Agriculteur charentais, Paul François connaît bien le tribunal de Bordeaux où il a gagné son combat pour faire reconnaître les conséquences de sa maladie professionnelle : une intoxication aiguë aux pesticides en 2004.

Paul François, président de l’association Phyto-victimes (Xavier Ridon/Rue89 Bordeaux)

En février 2013, l’entreprise Monsanto a aussi été reconnue responsable de cette intoxication qui a provoqué chez lui une amnésie de 11 jours. La firme internationale a fait appel. Depuis le quinquagénaire a quitté l’agriculture intensive et a fondé l’association Phyto-Victimes.
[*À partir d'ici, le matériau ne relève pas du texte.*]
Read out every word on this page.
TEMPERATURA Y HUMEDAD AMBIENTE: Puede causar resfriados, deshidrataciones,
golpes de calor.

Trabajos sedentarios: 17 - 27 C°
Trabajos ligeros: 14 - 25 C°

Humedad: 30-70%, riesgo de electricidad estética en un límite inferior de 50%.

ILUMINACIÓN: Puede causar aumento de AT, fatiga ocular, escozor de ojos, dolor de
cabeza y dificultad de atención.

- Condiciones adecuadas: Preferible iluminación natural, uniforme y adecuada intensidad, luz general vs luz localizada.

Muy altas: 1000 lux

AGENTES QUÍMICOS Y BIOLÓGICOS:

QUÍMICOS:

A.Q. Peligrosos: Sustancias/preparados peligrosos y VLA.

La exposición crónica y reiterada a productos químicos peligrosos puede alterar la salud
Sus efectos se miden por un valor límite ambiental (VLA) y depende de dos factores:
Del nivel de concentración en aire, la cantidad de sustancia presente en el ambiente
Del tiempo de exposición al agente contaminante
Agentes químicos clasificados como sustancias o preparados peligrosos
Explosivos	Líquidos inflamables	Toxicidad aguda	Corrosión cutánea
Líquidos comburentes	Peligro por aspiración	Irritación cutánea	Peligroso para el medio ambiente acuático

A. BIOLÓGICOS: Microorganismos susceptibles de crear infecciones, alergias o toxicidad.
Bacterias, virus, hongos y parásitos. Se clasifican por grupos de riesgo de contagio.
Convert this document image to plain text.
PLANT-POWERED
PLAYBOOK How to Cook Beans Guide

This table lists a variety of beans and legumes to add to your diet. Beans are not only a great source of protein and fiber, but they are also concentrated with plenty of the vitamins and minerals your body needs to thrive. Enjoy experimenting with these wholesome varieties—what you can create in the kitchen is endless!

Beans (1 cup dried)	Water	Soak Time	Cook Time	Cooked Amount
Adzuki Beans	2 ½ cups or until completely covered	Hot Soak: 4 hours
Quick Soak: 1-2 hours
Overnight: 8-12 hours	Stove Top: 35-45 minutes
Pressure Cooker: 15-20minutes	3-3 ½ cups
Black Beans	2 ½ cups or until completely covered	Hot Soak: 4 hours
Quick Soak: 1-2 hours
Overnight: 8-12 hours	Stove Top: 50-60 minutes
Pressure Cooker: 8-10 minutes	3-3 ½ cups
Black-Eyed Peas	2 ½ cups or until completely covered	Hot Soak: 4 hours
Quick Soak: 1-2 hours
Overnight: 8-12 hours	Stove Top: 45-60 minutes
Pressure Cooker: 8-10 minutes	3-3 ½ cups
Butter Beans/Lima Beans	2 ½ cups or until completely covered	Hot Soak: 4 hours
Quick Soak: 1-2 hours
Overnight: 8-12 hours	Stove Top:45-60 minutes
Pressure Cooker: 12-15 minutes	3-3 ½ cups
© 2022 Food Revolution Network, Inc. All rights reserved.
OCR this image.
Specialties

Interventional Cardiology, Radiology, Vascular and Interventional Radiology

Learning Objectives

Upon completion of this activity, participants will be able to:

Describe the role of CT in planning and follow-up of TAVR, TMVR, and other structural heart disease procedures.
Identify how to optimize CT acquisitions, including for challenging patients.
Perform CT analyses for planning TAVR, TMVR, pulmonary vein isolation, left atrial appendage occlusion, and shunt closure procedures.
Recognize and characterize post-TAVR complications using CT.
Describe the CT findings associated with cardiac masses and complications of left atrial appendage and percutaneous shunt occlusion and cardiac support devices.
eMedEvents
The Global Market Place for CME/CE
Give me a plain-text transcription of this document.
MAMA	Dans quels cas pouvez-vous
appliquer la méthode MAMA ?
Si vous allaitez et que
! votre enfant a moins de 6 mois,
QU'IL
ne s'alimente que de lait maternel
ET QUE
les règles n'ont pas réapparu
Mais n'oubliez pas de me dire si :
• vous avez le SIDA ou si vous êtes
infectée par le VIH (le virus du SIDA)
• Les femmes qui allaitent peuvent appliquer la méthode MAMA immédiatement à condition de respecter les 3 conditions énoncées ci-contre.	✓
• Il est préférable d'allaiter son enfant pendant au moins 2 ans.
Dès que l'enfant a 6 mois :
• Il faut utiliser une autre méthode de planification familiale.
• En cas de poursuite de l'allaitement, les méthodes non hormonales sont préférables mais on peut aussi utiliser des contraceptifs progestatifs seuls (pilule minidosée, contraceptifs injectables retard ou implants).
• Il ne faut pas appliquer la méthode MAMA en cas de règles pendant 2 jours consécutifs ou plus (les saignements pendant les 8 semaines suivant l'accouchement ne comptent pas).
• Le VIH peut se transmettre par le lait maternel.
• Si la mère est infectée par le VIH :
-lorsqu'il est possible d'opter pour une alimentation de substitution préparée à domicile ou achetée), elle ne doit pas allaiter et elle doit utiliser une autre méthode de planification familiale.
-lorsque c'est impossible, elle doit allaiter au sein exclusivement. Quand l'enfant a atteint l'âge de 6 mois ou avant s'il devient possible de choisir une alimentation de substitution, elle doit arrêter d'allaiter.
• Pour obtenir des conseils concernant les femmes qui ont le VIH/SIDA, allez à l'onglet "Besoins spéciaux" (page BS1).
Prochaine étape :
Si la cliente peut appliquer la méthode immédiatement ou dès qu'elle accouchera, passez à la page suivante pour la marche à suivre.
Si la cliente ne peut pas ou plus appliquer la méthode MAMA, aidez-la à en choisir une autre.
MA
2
Il est venu soutenir Marie-Lys Bibeyran qui porte son combat depuis bientôt quatre ans. Valérie Murat, soutien indéfectible, est aussi à ses côtés. La Girondine a perdu son père en 2012, mort d’un cancer des poumons après avoir passé 40 ans dans les vignes et les pesticides.

Silence dans les vignes

Pour François Lafforgue, « on n’en serait pas là si les MSA instruisaient les dossiers sur la base de tous les éléments portés à leur connaissance et si ces comités régionaux constitués de médecins nous recevaient. »

Mais il se refuse à parler d’omerta, qu’il faut plutôt chercher dans les rangs des vignes. Marie-Lys Bibeyran n’est certes pas assurée d’obtenir la reconnaissance par la cour d’appel – le délibéré ne sera rendu que le 16 avril – mais déjà elle repart « libérer la parole des salariés viticoles. Aujourd’hui un salarié agricole ne peut toujours pas aborder le problème de son exposition aux pesticides sans mettre en péril son avenir professionnel. »

Marie-Lys Bibeyran devant le Tribunal de Bordeaux (Xavier Ridon/Rue89 Bordeaux)

Elle n’oublie pas de rappeler qu’elle-même est salariée agricole sur la commune de Listrac :

« Donc cette exposition [aux pesticides] je la vis moi-même. Leurs conditions de travail sont les miennes. C’est effectivement une audience très importante pour l’ensemble des salariés agricoles pour qu’ils sachent que, si un jour ils sont confrontées à ces pathologies, c’est possible de faire cette démarche. On peut être entendu. On peut être écouté, et pourquoi pas, reconnu. »

Sa détermination est intacte. Hasard des calendriers, son QG, la boulangerie de Listrac-Médoc, ferme le même jour que cette audience. Sur sa page Facebook, elle rend un vibrant hommage à ce « lieu de résistance, [ce] haut lieu d’échange » qui disparaît. Si son fief baisse le rideau, Marie-Lys ne baisse pas les bras. Si la cour d’appel va dans son sens, ce serait la première fois qu’une maladie professionnelle serait reconnue post-mortem.